Tiempo Ordinario
Respira en un espíritu de calma.
Libera el cuerpo de cualquier tensión.
Centra la mente en el amor santo.
Que estés abierto a la presencia de Dios en este momento.
«Rezo por ellos. No rezo por el mundo, sino por los que me diste, porque son tuyos. Todo lo mío es tuyo y todo lo tuyo es mío; en ellos he sido glorificado. Yo ya no estoy en el mundo, pero ellos están en el mundo, así como yo voy a ti. Padre Santo, vela sobre ellos en tu nombre, el nombre que me diste, para que sean uno como nosotros somos uno».
Juan 17:9-11
Jesús siempre está rezando. Las Escrituras salpican un relato milagroso tras otro con una imagen de Jesús retirándose a un lugar más tranquilo para rezar. El evangelio de Juan nos cuenta la historia de Jesús rezando en sus últimos días, y está rezando por sus amigos. Se acerca su hora, y su corazón late por sus discípulos. No me cabe la menor duda: Jesús no quiere que sus amigos sufran, y por eso reza. Cristo reza por aquellos con los que ha viajado, con los que ha compartido comidas, con los que ha reído, con los que ha eructado, con los que ha hecho todas las cosas de la vida. En su amor, con todo su ser, Jesús el Cristo reza por aquellos por los que pronto dará su vida.

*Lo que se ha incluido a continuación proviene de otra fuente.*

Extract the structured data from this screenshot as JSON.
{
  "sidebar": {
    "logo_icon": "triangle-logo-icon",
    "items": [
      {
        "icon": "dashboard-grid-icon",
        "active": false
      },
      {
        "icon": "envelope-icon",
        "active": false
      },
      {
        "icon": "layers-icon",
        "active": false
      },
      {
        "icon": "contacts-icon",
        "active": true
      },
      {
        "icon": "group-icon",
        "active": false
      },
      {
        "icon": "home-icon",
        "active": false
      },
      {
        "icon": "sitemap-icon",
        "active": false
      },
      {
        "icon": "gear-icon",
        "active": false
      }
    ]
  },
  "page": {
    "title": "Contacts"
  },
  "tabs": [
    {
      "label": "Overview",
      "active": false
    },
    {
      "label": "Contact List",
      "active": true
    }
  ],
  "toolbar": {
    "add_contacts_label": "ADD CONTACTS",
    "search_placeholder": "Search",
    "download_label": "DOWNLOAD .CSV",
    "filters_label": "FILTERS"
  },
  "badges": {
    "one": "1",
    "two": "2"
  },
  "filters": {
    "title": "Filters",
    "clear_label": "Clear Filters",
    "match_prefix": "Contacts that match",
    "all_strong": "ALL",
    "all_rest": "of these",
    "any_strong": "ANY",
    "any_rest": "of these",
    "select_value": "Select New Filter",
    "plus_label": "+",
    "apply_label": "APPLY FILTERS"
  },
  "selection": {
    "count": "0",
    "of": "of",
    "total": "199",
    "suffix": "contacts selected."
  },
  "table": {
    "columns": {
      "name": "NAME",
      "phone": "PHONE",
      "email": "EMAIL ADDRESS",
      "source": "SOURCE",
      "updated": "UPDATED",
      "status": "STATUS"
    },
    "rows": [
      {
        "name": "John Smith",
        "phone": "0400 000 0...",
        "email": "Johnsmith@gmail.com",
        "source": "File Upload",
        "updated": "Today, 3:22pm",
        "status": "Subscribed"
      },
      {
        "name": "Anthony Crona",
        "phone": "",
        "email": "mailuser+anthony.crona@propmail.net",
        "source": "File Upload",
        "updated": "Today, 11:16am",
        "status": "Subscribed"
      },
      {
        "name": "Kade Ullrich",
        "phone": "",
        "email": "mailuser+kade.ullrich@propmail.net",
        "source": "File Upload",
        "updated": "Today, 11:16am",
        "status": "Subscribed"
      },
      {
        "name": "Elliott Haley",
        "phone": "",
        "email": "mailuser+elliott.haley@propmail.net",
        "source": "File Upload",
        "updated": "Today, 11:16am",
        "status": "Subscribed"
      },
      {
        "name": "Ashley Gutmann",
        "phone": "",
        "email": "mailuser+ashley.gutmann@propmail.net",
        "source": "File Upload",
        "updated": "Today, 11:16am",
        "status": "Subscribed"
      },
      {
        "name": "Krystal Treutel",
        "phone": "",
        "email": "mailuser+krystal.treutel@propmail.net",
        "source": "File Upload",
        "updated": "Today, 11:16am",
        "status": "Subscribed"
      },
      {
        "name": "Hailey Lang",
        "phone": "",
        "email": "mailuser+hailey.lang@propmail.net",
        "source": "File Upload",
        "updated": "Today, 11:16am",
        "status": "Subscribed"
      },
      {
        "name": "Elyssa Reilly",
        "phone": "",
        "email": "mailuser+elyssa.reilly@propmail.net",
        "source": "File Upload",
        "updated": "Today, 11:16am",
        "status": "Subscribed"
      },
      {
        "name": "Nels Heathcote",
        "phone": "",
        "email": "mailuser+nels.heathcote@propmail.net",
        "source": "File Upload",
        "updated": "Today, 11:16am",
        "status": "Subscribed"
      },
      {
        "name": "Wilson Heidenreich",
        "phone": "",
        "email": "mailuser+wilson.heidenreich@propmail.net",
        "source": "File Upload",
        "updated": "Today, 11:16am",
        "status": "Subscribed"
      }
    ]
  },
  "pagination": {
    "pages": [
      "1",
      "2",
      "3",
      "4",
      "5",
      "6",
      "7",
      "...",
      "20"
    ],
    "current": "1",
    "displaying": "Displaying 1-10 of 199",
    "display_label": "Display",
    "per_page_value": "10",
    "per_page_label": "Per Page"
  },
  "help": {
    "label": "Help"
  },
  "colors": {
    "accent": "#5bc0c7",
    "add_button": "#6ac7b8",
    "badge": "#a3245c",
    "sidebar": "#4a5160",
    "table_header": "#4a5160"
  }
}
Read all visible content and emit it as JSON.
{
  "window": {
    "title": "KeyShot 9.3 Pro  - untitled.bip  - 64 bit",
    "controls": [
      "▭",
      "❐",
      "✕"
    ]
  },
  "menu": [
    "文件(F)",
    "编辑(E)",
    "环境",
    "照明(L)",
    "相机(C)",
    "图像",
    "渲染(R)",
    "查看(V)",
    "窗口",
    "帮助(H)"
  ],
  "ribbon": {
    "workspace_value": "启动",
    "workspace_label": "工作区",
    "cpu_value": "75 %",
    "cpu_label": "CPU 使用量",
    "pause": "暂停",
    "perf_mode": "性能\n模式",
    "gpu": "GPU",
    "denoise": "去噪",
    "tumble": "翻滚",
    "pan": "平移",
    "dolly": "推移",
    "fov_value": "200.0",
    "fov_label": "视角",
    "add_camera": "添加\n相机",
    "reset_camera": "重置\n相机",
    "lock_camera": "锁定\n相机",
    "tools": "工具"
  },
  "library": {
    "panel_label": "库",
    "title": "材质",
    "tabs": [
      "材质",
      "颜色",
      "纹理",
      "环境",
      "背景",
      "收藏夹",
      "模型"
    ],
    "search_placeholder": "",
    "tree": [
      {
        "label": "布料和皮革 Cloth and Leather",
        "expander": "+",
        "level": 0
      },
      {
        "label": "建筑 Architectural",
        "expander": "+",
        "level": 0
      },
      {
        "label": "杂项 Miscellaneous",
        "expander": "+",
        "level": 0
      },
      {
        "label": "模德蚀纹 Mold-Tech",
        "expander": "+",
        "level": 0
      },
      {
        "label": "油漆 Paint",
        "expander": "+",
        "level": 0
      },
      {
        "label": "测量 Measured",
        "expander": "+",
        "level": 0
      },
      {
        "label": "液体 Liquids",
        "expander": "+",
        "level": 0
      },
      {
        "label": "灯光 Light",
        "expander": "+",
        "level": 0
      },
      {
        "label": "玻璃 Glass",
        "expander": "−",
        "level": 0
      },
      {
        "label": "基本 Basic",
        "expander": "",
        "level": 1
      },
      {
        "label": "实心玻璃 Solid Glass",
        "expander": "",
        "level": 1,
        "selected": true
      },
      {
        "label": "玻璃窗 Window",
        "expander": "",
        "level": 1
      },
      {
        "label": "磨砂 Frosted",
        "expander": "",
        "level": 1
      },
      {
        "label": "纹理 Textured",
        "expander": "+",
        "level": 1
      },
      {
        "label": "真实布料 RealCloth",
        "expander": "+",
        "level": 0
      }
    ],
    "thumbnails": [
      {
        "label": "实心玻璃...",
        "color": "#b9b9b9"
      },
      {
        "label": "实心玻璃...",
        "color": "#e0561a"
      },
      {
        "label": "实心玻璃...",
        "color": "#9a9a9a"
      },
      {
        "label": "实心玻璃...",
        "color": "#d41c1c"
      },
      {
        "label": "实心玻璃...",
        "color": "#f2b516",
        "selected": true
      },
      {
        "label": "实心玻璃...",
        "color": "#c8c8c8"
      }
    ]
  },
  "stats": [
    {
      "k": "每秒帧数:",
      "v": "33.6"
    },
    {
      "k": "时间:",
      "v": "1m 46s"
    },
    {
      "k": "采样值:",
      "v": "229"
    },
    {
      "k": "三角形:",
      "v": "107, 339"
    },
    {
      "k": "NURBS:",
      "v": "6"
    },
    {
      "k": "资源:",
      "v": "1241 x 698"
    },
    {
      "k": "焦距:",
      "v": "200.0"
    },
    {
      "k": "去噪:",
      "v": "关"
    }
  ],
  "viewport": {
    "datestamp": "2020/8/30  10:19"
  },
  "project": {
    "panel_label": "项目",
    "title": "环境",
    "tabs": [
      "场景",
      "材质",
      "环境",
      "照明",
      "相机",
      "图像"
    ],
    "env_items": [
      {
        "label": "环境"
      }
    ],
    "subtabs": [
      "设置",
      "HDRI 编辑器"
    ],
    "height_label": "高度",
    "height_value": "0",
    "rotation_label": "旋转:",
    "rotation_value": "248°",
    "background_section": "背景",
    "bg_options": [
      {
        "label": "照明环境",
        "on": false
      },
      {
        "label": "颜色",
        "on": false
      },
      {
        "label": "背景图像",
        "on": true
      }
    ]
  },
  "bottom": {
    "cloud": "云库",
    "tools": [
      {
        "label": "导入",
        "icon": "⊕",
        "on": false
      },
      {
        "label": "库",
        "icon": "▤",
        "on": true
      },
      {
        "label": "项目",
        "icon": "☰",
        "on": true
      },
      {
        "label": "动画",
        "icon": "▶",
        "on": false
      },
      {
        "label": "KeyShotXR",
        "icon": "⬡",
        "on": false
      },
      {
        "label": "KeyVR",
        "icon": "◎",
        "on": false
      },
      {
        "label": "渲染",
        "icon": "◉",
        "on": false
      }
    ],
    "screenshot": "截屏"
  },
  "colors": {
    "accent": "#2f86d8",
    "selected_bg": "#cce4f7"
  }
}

Qué humilde es imaginar al que ha de venir como el mismo que inclinó su cuerpo en oración por los que amaba. Qué humilde es confiar en que este salvador sigue rezando por ti y por mí.

Aram Feinberg
Pregunta para ponderar:
¿Por quién rezarás hoy?
Resucitado, me siento humilde ante la profundidad de tu amor. Ayúdame a convertir esa gratitud en amor a los demás y al prójimo, confiando en el poder de la oración, sin importar la imposibilidad. Amén.
Que el Dios del amor firme esté contigo.
Que Jesús el Cristo te sonría y tenga piedad de ti.
Y que el Espíritu de Paz te guíe por el camino de la sabiduría y de la verdad.
Y todo el pueblo de Dios puede decir: Amén.